Implement Capability Maturity Model (CMM) and include other industry best practices to ensure quality, efficiency, and cost effectiveness: FDA will implement CMM in CBER, CDER, ORA, and OC for PDUFA IT infrastructure and investments, and include other industry best practices to ensure that PDUFA III IT products and projects are of high quality and produced with optimal efficiency and cost effectiveness. This includes the development of project plans and schedules, goals, estimates of required resources, issues and risks/mitigation plans for each PDUFA III IT initiative (section XII, paragraph g).

FY 2004 Accomplishments: In FY 2004, the Agency continued to strengthen the FDA's IT project management capabilities.
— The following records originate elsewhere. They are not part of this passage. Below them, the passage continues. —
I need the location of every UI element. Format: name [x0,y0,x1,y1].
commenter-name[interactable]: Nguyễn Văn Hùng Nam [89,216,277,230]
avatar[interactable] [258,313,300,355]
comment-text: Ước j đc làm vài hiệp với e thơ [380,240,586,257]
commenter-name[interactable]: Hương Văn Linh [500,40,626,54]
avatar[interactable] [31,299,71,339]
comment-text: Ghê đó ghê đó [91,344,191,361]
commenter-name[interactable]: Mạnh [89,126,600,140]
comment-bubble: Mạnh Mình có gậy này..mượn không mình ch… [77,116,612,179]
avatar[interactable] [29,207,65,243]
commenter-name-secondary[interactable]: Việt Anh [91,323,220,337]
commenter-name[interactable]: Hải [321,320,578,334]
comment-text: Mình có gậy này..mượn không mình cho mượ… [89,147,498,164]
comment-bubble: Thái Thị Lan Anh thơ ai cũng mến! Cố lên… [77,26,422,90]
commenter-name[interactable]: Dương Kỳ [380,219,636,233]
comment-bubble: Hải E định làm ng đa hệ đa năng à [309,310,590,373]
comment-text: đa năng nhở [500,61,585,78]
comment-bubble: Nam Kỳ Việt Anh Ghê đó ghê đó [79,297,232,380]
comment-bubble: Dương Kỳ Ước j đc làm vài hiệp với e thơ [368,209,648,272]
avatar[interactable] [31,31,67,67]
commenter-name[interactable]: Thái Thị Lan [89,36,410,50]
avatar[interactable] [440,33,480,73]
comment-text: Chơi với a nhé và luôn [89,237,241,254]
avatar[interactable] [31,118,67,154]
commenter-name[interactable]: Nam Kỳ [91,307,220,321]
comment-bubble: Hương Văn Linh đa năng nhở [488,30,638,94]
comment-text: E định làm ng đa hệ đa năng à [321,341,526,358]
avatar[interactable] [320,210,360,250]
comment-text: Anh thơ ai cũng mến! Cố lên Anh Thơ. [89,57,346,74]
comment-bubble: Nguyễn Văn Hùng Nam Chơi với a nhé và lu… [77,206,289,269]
The Project Management Office (PMO), working through the IT PM Steering Committee, approved the first formal Software Development Life Cycle (SDLC) process for the Agency in December 2003.
The PMO established a Web-based Process Asset Library for project management tools and templates. The PMO has also provided and will provide on-site consulting from project management experts.
In the beginning of FY 2004, the project management certification-training program was initiated for over 60 project managers. The IT project management certification training program is continuing, and the FDA will have certified project managers by the end of 2004.

Use same software applications where common business needs exist: Where common business needs exist, CBER, CDER, ORA, and OC will use the same software applications, such as eCTD software, and commercial off-the-shelf (COTS) solutions (section XII, paragraph h).

FY 2004 Accomplishments: During FY2004 the FDA decided to address this objective by separating our Electronic Regulatory Submission Review program into two functional areas, Electronic Submissions, and Regulatory Review and Tracking Systems.

Based on this decision the FDA focused on the electronic submission process within FDA and industry as part of the FDA Enterprise Architecture (EA) effort. The goal of this effort is to develop a target PDUFA electronic submission architecture. The PDUFA electronic submissions target architecture will include the strategic imperatives, stakeholders, business processes, data, application functions, and the relationships of each of these components to each other. The objective is to build on the implementation of the eCTD and the development of the electronic submission gateway to define a common process for the electronic submission of PDUFA submission types.

Develop a PDUFA III IT 5-year plan. Within six months of authorization, a PDUFA III IT five-year plan will be developed. Progress will be measured against the milestones described in the plan (section XII, paragraph i).

FY 2004 Accomplishments: An update to the March 2003 PDUFA IT Plan was completed in June 2004 and released at the September 2004 PDUFA IT quarterly briefing.